I had to kill a rollout of Vault at one billion dollar (revenue) company for the following reasons:

* the engineers doing the PoC could not/would not document how to operate it in production

* the managers did not take the unsealing responsibility seriously ("I'm in mgmt., don't call me on Sundays again.")

* our network was perceived as flaky.

Some cheap solutions are:

* provide some pre-written runbooks for administering Vault that people can cut-and-paste into their wiki

* provide some diagrams and scenarios for unsealing that can be adopted

* have the Vault server monitor and log network health (latency, bad packets, etc.)

1 comments

sounds like you have problems in your org unrelated to vault.
> sounds like you have problems in your org unrelated to vault.
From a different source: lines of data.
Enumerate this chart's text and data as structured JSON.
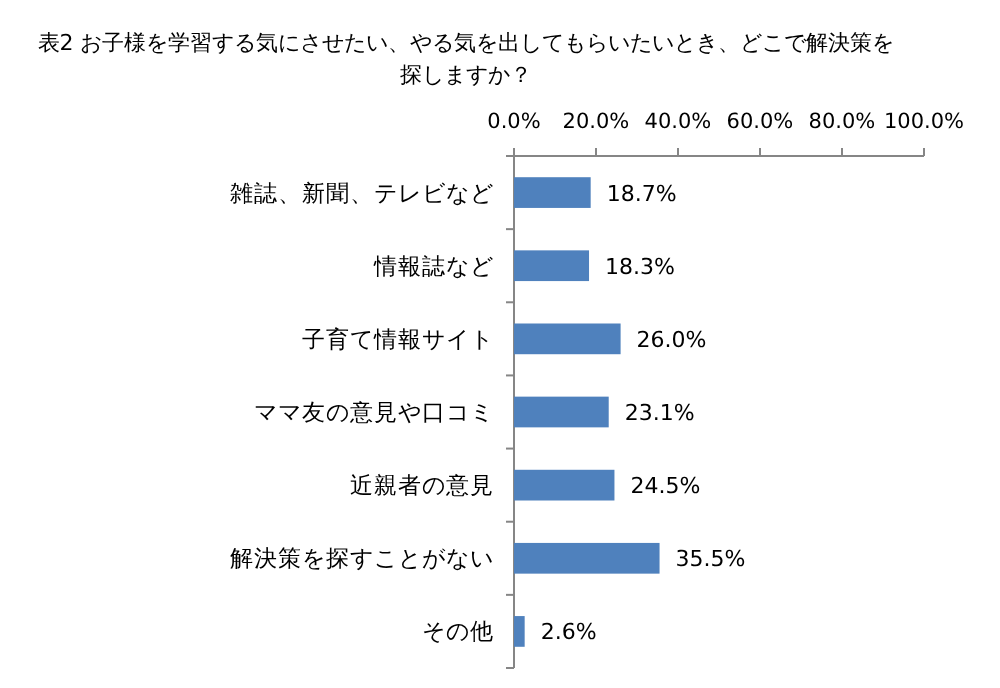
{
  "chart_data": {
    "type": "bar",
    "orientation": "horizontal",
    "title": "表2 お子様を学習する気にさせたい、やる気を出してもらいたいとき、どこで解決策を探しますか？",
    "categories": [
      "雑誌、新聞、テレビなど",
      "情報誌など",
      "子育て情報サイト",
      "ママ友の意見や口コミ",
      "近親者の意見",
      "解決策を探すことがない",
      "その他"
    ],
    "values": [
      18.7,
      18.3,
      26.0,
      23.1,
      24.5,
      35.5,
      2.6
    ],
    "value_labels": [
      "18.7%",
      "18.3%",
      "26.0%",
      "23.1%",
      "24.5%",
      "35.5%",
      "2.6%"
    ],
    "color": "#4f81bd",
    "xlim": [
      0,
      100
    ],
    "xticks": [
      {
        "value": 0,
        "label": "0.0%"
      },
      {
        "value": 20,
        "label": "20.0%"
      },
      {
        "value": 40,
        "label": "40.0%"
      },
      {
        "value": 60,
        "label": "60.0%"
      },
      {
        "value": 80,
        "label": "80.0%"
      },
      {
        "value": 100,
        "label": "100.0%"
      }
    ],
    "grid": false
  }
}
Unfortunately for engineers doing the deployment, Vault magnifies any weaknesses your organization already has. That's the nature of centralized key mgmt.

For example, I know one large company ended up using macros to unseal Vault to solve the key mgmt. problem I mentioned. In other words, the unseal keys are in plain text on the servers.

Probably happening more often than you would initially expect since nobody wants to drive down to the data center.

The remarkable thing with AWS KMS is that it's so seamless - it's idiot-proof compared to a self-hosted distributed system.

Obviously that's not ideal, but it's probably still more secure than using no secret management system at all.